Let $A$ be a symmetric matrix which has $k$ non-zero eigenvalue. Show that the square of Frobenius norm is always bigger than the average of squared eigenvalues. That is:
$$\|A\|_F^2 \geq \frac{1}{k} (\sum_{i=1}^k |\lambda_i|)^2$$
My try: applying $\|A\|_F^2=\sum_{i=1}^k \lambda_i^2$.
Also, do we have the correspondence of this in a vector form?
We have \begin{align*} k^{-1}\|A\|_F^2 = k^{-1}\sum_{i=1}^{k}\lambda_i^2 \ge \left(k^{-1}\sum_{i=1}^{k}|\lambda_i| \right)^2 \end{align*} by the inequality between quadratic means and arithmetic means.

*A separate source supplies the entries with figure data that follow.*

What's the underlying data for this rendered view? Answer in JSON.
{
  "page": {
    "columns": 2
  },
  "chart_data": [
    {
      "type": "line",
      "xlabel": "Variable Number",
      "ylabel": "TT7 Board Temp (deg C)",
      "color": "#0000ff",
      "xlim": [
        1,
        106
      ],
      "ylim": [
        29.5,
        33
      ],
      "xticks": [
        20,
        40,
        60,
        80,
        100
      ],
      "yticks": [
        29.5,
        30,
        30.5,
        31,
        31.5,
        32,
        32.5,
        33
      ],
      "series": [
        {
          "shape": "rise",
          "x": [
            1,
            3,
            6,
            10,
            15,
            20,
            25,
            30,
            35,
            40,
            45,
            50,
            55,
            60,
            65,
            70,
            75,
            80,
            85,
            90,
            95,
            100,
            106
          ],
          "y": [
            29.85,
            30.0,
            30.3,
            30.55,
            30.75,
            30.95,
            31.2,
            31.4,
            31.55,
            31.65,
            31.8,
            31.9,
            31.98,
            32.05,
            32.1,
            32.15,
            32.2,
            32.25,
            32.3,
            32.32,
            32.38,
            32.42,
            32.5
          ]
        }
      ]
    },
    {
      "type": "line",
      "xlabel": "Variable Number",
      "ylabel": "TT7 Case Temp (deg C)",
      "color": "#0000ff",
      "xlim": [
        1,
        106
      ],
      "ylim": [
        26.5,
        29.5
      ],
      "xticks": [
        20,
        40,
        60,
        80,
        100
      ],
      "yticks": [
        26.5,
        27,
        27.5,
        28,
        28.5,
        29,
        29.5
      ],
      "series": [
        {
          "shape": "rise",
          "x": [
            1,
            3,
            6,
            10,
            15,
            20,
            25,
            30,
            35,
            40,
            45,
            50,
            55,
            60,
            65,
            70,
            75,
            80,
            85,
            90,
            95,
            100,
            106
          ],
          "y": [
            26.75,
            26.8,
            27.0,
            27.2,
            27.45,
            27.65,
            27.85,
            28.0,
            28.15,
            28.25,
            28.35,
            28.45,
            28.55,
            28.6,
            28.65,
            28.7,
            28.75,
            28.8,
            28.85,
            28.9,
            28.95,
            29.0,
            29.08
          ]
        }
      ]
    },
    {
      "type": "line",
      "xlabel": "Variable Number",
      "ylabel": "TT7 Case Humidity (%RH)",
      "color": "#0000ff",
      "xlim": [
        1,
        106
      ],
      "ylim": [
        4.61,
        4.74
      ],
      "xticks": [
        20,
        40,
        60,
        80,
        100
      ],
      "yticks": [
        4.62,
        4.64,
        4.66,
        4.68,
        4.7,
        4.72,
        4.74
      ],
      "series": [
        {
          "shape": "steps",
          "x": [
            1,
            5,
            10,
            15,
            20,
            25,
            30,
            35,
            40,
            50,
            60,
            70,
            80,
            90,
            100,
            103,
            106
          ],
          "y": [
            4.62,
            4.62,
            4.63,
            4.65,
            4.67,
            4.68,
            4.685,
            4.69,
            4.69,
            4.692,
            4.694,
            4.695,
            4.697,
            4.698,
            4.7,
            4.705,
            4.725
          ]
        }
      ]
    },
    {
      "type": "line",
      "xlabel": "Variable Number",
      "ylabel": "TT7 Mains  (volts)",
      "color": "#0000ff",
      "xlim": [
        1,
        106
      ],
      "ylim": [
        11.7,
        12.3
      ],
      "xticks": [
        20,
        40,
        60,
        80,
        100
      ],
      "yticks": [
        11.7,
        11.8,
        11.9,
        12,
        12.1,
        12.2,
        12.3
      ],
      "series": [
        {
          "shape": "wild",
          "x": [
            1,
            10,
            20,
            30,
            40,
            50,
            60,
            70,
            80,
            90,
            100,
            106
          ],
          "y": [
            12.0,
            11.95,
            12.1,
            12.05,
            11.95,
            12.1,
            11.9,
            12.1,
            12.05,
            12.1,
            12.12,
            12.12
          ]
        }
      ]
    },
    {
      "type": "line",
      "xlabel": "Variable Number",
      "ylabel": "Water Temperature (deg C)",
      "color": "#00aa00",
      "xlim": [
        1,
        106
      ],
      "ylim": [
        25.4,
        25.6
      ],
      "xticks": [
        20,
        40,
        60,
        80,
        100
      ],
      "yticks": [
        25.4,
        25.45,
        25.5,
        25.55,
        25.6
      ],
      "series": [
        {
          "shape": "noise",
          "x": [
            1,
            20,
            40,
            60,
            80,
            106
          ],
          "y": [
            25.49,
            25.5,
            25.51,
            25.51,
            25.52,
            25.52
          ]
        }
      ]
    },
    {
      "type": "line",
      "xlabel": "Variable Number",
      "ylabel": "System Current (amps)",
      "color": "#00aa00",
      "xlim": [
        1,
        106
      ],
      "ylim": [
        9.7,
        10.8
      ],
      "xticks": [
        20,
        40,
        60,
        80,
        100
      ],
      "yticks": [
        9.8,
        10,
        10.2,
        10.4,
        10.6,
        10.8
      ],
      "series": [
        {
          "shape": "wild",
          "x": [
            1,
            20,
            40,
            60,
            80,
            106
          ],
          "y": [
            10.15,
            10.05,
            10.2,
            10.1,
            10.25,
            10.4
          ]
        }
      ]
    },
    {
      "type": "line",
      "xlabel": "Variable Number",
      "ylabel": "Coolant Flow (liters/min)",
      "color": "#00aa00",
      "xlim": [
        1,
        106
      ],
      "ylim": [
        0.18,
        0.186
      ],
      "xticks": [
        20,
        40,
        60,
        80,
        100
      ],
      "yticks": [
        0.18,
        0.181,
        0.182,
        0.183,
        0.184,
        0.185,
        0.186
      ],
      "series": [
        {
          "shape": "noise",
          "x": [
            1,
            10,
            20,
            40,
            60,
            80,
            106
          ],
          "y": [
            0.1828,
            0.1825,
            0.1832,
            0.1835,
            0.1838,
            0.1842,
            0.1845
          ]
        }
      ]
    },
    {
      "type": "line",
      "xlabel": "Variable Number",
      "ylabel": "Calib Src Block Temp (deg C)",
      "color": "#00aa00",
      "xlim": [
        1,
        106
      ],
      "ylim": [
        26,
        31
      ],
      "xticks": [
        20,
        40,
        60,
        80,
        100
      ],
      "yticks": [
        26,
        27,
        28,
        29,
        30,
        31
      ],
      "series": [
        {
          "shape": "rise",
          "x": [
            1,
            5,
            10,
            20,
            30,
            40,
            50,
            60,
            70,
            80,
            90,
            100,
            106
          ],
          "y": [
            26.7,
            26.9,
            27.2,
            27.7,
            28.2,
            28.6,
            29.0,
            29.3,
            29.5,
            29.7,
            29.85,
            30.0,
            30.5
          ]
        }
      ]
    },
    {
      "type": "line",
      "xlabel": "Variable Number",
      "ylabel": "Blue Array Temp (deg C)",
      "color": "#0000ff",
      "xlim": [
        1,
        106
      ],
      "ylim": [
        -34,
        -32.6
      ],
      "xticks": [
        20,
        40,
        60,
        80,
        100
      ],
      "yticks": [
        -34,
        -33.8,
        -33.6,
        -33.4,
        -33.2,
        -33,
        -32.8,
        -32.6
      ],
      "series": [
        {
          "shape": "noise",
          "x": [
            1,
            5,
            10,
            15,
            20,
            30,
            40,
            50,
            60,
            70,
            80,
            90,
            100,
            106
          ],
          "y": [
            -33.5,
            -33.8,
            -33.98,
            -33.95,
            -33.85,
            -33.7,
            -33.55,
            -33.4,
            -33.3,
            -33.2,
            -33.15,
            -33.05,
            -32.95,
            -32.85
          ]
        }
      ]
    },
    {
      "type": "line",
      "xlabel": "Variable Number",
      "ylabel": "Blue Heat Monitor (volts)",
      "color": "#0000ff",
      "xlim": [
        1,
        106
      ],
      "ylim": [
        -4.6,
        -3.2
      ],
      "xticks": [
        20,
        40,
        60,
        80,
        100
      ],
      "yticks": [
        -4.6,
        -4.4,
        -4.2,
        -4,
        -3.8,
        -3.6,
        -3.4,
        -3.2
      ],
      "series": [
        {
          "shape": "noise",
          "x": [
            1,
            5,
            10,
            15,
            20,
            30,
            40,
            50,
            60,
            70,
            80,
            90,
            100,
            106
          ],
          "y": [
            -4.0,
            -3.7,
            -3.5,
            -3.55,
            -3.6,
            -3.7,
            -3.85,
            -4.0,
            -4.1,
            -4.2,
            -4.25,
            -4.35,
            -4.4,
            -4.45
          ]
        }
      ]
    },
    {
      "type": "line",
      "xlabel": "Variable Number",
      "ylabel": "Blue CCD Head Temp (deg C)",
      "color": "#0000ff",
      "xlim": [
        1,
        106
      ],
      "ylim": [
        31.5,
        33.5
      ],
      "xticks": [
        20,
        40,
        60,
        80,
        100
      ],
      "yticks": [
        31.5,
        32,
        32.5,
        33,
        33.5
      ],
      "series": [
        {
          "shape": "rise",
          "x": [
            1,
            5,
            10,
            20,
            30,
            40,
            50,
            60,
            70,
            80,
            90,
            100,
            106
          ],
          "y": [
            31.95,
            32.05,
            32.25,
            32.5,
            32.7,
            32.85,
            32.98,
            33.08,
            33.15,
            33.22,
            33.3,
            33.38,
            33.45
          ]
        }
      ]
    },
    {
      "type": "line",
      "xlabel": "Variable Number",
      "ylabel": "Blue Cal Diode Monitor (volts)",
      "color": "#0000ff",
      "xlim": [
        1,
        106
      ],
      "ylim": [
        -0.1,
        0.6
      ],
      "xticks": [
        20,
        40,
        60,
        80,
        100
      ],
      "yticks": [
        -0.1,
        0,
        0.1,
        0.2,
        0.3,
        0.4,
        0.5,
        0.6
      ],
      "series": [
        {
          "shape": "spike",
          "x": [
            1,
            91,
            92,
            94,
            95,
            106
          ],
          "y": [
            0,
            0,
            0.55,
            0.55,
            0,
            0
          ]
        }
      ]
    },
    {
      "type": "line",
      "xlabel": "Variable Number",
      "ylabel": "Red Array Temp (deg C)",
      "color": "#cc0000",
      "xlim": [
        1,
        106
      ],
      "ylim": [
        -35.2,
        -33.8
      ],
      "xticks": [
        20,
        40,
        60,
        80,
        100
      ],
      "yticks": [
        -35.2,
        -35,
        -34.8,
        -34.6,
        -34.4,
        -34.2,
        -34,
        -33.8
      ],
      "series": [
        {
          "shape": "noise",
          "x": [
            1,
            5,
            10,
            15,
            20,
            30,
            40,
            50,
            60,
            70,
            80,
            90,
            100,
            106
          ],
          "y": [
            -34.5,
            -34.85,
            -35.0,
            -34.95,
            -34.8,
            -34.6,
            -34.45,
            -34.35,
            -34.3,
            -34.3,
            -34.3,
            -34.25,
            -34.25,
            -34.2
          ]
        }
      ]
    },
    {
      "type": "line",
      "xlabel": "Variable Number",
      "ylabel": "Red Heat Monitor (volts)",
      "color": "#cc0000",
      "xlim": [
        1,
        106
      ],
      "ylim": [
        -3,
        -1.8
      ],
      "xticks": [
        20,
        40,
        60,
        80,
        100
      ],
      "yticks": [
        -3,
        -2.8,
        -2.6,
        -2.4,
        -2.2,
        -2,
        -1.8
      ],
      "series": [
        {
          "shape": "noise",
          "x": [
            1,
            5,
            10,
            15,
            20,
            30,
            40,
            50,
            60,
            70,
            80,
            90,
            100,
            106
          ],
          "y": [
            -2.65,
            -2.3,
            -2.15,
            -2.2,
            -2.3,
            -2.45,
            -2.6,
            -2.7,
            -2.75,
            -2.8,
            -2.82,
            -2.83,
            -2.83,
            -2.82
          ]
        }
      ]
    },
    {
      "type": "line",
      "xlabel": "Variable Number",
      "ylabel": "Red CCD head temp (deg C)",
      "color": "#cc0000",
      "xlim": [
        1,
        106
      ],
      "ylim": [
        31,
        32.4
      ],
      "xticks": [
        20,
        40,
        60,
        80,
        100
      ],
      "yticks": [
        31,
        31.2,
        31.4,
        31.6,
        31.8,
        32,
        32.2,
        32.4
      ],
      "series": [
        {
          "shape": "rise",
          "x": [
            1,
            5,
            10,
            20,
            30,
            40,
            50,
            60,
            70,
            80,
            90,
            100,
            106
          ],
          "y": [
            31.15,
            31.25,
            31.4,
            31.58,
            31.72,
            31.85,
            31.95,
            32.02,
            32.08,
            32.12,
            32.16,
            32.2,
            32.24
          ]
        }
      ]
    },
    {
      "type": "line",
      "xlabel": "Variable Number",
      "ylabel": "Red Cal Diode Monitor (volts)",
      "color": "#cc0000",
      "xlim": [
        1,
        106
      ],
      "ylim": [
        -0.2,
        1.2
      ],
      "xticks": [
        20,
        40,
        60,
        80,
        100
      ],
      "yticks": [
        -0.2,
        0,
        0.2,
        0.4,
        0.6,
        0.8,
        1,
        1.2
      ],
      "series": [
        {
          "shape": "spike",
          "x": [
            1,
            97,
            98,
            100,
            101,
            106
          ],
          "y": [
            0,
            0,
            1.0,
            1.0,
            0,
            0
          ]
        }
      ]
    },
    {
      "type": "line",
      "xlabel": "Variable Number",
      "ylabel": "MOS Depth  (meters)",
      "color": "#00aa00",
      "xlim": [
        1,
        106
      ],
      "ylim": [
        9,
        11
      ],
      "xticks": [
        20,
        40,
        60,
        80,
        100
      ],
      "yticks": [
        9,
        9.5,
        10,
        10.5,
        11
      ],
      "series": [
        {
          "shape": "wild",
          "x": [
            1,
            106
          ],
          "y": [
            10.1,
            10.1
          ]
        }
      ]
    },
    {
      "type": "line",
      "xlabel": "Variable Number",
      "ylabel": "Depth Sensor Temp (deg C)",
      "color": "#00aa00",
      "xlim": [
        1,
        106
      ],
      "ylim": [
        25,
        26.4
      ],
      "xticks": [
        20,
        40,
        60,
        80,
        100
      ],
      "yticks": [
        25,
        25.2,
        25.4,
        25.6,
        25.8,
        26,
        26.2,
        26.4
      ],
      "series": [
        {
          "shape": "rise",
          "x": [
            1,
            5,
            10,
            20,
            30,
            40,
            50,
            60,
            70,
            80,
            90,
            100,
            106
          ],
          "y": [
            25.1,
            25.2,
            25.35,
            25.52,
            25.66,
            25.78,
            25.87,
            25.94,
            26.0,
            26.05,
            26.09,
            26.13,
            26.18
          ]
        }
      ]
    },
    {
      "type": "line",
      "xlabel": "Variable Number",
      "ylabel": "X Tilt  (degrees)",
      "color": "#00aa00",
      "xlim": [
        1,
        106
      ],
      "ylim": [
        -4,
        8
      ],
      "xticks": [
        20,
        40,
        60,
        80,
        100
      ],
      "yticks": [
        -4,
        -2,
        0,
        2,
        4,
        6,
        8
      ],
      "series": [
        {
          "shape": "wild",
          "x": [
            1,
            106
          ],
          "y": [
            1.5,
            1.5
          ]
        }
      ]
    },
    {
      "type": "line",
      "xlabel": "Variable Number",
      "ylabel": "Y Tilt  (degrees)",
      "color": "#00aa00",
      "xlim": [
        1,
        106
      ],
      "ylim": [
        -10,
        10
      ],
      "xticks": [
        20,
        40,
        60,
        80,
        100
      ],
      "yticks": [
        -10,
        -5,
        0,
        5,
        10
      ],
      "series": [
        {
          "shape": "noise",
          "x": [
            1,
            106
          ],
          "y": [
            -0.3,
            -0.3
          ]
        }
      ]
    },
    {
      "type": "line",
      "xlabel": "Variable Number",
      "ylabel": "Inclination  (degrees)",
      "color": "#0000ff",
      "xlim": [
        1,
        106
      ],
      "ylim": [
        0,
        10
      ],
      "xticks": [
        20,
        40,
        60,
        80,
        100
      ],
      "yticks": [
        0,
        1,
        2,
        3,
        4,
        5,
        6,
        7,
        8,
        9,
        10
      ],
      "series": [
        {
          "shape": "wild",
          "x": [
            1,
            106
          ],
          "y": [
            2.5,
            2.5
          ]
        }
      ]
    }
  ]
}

Another proof would be, with $\mathbf{\lambda} = (|\lambda_1|, \cdots, |\lambda_k|)$ and $\mathbf{1} = (1, \cdots, 1)$, we have \begin{align*} \|A\|_F^2 = k^{-1}(\mathbf{\lambda}^\intercal\mathbf{\lambda})(\mathbf{1}^\intercal\mathbf{1}) \ge k^{-1} (\mathbf{\lambda}^\intercal \mathbf{1})^2 = k^{-1}\left(\sum_{i=1}^{k}|\lambda_i|\right)^2 \end{align*} by Cauchy-Schwarz.